If you’ve been web scraping for any amount of time, you may have encountered a blocked website behind a geofence or an IP ban. Proxy servers help you navigate these situations, masking your true identity and granting access to forbidden resources.

Rust proxy servers make it easy to do the following:

Avoid IP bans: A fresh proxy IP lets you bypass the banhammer and resume scraping.
Circumvent geoblocks: If you’re interested in content from another country, a local proxy grants you temporary online citizenship, making restricted content accessible.
Embrace anonymity: A proxy server hides your real IP address, protecting your privacy from prying eyes.

And that’s just the tip of the iceberg! Rust’s powerful libraries and robust syntax make setting up and managing proxies a breeze. In this article, you’ll learn all about proxy servers and how to use a proxy server in Rust for web scraping.

Using a Proxy Server in Rust

Before you can use a proxy server in Rust, you need to set one up. In this tutorial, you’ll set up a proxy in an Nginx server on your local machine and use it to send scraping requests to a scraping sandbox (such as https://toscrape.com/) from a Rust binary.

Start by installing Nginx on your local system. For Linux, you can install it using Homebrew with the following command:

sudo apt install nginx

Then start the server with the following command:

nginx

Next, you need to configure the server to act as a proxy for certain locations. For instance, you could configure it to function as a proxy for the location / and add a header (ie X-Proxy-Server) to each request that it handles. To do that, you need to edit the nginx.conf file.

The file location differs based on your host operating system. Refer to the Nginx docs for assistance. On a Linux, you can find nginx.conf at /etc/nginx/nginx.conf.
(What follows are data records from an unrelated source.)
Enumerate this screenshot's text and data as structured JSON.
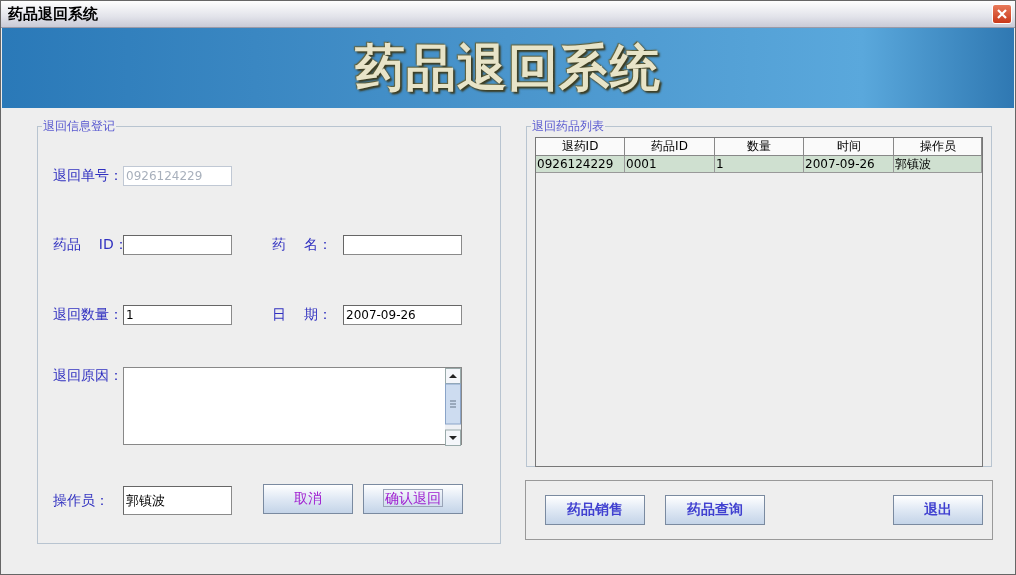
{
  "window": {
    "title": "药品退回系统"
  },
  "banner": {
    "title": "药品退回系统"
  },
  "form": {
    "legend": "退回信息登记",
    "return_no": {
      "label": "退回单号：",
      "value": "0926124229",
      "disabled": true
    },
    "drug_id": {
      "label": "药品    ID："
    },
    "drug_name": {
      "label": "药    名："
    },
    "quantity": {
      "label": "退回数量：",
      "value": "1"
    },
    "date": {
      "label": "日    期：",
      "value": "2007-09-26"
    },
    "reason": {
      "label": "退回原因："
    },
    "operator": {
      "label": "操作员：",
      "value": "郭镇波"
    },
    "buttons": [
      {
        "label": "取消",
        "focused": false
      },
      {
        "label": "确认退回",
        "focused": true
      }
    ]
  },
  "list": {
    "legend": "退回药品列表",
    "columns": [
      "退药ID",
      "药品ID",
      "数量",
      "时间",
      "操作员"
    ],
    "rows": [
      {
        "cells": [
          "0926124229",
          "0001",
          "1",
          "2007-09-26",
          "郭镇波"
        ],
        "selected": true
      }
    ]
  },
  "nav_buttons": [
    "药品销售",
    "药品查询",
    "退出"
  ]
}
Open it and add the following code block to the http.server object in the file:

http {
    server {
        
        # Add the following block
        location / {
            resolver 8.8.8.8;
            proxy_pass http://$http_host$request_uri;
            proxy_set_header 'X-Proxy-Server' 'Nginx';
        }
        
    }
}

This configures the proxy to forward all incoming requests to the original URL while adding a header to the request. If you had access to the logs on the target server, you could check for this header to verify if the request came through the proxy or from the client directly.

Now, run the following command to restart the Nginx server:

nginx -s reload

This server is now ready to be used as a forward proxy for scraping.

Creating a Web Scraping Project in Rust

To set up a new scraping project, create a new Rust binary using Cargo by running the following command:

cargo new rust-scraper

Once the project is created, you need to add three crates. To start, you add reqwest and scraper. You use reqwest to send requests to the target resource and scraper to extract the required data from the HTML received by reqwest. Then you add your third crate, tokio, to handle asynchronous network calls through reqwest.

To install these, run the following command inside the project directory:

cargo add scraper reqwest tokio --features "reqwest/blocking tokio/full"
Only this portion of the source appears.